I called you an 'ignorant Scottish git', it was meant as a joke but it hurt, I never knew where to stop with my catty humour. These days I know I was the ignorant one.

Ignorant, a word with two meanings. Middle class people use it to mean lacking in information, the working class use it to mean lacking in awareness of good ways to behave.

I think it can also mean lacking in self-awareness.

You knew you had a 'hard act to follow'. The son of the first man in his family for generations who chose not to work in the mill in Alloa. Skin of the teeth save. The school head came to your grandparents house the week before Jim was 14 and said mill work would waste his abilities. Sensible grandparents followed the school heidies advice and you became a doctors son in Northwick Park, living near the hospital where your mum worked as a nurse and your half brother worked as a radiographer.

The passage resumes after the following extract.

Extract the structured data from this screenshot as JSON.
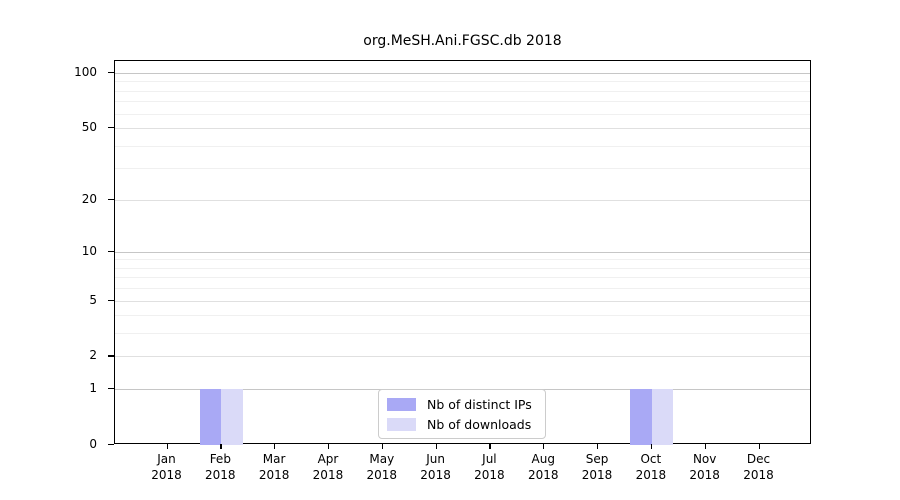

You chose, settled, just became you. A man with a steady progress in a transport job. A passion for your motorbike 'a metal horse.' One time you rode up to Stirling uni for a weekend. Sat through an English studies lecture when I asked you.

Did I even ask what make of bike, or how many cc? Think I asked if it took you a single day or if you did an overnight stop.

You were a lot more grown-up than me. Four years older and you had worked since 16.

I hadn't a clue who I was or 'where I was from' or what I was doing.

I didn't 'know it' but I left you because of drink. You were from a drinking family. Not alcoholics, people who balanced work with drink. My family was close to non-drinking. It always creates a difference. But to frame my reaction in words would be to label myself as a 'straight' when I saw myself as a hippie.

Most of my friends have drank more than me. My daughters too. I'm happy to be a 'lightweight.'

Drugs too, you mucked about with them more than me. Thankfully all our crowd in Harrow and Wembley never touched heroin.

You married a woman who looked a lot like me. Brown hair, similiar specs. A steadier life. You invited me to your wedding but I was in the Royal Ed at the time.

You divorced when your son was two.

I never got round to the marriage bit. Split with both my daughters dads when I was expecting.

Old times.

I hope today is good. It's sunny outside.

Best wishes from an old friend

xxx

 

 

Comments

nice. 

 

A million and one ways to live a life... each as contrary as the next one.